Entretenir l’enthousiasme…

    « Vous aurez à stimuler le zèle religieux de tous les fidèles, pour les engager à soutenir par de légères contributions la Société naissante; vous aurez enfin pour aliment continuel de vos intéressantes réunions, les bulletins du comité de Paris, dont vous leur ferez lecture, et qui, assurément, captiveront leur attention par les succès étonnants qu’ils rappellent et les rapports annuels de la séance générale« .

    On touche enfin à l’enjeu de communication représenté par le Bulletin de la Société Biblique de Paris. Ce journal mensuel d’une vingtaine de pages a été édité entre 1821 et 1828 au moment de l’expansion de l’œuvre. Le Bulletin passait en revue les progrès des sociétés bibliques, de Saint-Petersbourg à Marsauceux, publiait des témoignages émouvants, des correspondances, des bilans chiffrés, sans oublier quelques discours qui étaient en fait des prédications.

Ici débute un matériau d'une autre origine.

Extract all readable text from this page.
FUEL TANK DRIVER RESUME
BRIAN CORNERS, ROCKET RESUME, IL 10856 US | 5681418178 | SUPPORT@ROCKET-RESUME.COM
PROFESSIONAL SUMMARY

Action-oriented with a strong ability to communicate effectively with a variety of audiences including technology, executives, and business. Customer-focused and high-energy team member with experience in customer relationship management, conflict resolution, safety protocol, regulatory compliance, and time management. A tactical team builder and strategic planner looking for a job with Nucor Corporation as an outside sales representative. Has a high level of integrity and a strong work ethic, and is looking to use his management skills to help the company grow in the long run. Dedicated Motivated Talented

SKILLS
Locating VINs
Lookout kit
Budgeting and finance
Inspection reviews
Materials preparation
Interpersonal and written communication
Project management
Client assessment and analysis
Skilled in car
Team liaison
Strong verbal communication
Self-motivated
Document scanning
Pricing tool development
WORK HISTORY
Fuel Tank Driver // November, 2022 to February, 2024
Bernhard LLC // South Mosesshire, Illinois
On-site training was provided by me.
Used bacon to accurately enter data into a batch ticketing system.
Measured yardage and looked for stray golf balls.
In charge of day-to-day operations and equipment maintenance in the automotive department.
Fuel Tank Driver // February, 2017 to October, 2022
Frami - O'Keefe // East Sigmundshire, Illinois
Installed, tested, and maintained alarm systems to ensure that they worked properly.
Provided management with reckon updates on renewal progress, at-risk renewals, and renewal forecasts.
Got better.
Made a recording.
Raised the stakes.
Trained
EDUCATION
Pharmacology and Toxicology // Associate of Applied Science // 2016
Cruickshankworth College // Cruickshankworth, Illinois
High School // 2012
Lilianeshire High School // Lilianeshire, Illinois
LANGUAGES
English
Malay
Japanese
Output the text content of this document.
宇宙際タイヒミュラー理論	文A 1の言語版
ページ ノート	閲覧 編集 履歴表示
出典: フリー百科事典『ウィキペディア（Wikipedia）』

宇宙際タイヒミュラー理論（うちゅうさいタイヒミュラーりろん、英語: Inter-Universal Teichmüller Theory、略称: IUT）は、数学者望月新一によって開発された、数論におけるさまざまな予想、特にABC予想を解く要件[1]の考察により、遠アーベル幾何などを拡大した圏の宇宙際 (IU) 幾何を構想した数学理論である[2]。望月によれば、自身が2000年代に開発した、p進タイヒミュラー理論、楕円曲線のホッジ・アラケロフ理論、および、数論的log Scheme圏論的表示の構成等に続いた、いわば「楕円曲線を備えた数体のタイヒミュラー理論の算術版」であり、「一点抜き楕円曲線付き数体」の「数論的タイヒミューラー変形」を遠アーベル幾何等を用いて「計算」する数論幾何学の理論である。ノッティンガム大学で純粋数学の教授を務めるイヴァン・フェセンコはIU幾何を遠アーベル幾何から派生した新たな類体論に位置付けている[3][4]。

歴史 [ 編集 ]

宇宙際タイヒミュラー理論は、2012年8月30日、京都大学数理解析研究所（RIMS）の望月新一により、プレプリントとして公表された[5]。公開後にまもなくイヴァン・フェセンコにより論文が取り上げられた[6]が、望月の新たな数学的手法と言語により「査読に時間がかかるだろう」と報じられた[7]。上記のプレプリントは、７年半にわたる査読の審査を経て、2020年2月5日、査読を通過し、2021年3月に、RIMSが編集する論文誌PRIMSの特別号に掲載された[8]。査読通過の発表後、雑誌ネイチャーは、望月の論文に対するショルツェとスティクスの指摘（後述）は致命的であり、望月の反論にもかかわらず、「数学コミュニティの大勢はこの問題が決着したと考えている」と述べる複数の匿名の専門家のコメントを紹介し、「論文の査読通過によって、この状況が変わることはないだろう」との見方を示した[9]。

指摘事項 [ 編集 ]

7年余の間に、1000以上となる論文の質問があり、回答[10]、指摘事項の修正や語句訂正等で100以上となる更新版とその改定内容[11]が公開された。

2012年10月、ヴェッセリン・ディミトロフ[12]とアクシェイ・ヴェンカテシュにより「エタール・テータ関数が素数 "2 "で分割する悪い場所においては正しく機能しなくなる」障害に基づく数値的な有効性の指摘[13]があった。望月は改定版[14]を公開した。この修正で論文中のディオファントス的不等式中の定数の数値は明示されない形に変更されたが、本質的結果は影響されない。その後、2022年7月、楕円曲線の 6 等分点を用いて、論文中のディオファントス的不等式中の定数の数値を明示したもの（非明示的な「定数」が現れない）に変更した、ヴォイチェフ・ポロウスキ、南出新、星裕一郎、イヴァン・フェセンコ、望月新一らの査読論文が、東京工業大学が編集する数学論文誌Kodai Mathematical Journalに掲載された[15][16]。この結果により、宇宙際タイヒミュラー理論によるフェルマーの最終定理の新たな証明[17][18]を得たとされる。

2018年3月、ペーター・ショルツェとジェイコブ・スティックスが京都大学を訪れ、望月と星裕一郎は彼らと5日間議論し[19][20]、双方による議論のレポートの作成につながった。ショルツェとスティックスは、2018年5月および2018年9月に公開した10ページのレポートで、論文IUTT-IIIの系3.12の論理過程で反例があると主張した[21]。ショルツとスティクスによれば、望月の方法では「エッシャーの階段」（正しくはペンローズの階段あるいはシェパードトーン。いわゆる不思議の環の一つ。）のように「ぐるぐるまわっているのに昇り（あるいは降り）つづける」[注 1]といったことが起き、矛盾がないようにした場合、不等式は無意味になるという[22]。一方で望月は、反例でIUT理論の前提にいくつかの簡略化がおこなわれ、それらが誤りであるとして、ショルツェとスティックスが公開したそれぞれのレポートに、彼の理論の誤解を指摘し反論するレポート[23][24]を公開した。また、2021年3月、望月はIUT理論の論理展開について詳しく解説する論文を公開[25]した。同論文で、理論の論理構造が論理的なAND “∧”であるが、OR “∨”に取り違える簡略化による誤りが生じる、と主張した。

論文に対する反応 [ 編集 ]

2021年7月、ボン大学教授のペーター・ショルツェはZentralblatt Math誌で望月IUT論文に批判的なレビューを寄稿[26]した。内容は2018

    Le tirage était considérable pour l’époque et a atteint les 8000 exemplaires, en 1826 justement. L’abonnement était gratuit pour tous les souscripteurs réguliers de Bibles et le comité faisait distribuer également des exemplaires du journal dans les paroisses où il envisageait la création d’une société branche. Il faut se replacer à cette époque où les journaux étaient hors de prix pour comprendre l’impact de ce bulletin que l’on lisait, que l’on échangeait, et que l’on relisait encore à haute voix pour les coreligionnaires analphabètes, encore majoritaires dans la Midi. La société biblique attisait ainsi une soif de lecture destinée à provoquer tout à la fois l’intérêt pour l’écrit et les Écritures…

     Épilogue : Le rapport de la société de Paris, édité quelques mois plus tard, concluait que  « le zèle qu’avaient montré [La Roque et Mouriès] pour la construction de leur temple ne permettait pas de douter de leur empressement de soutenir l’édifice de l’Institution biblique […] Aussi ont-elles organisé dans leur sein des sociétés branches, et nous mentionnons ici avec plaisir les instructions par lesquelles le comité de Marseille y a puissamment contribué[4]« .

Jean-Yves Carluer

[1] Jean François Sautter (1791-1872), d’origine genevoise, pasteur à Marseille puis Alger.

[2] Adolphe Casimir Gabriac (1771-1831), pasteur à Mouriès, dans les Alpilles, représentant d’une vaste fratrie pastorale cévenole (Saint-Michel-de-Dèze, en Lozère).

[3] Bulletin de la Société Biblique Protestante de Paris, N° 45, janvier 1826, p. 152-153.

[4] Rapport de la Société Biblique Protestante de Paris, 1826, p. 56.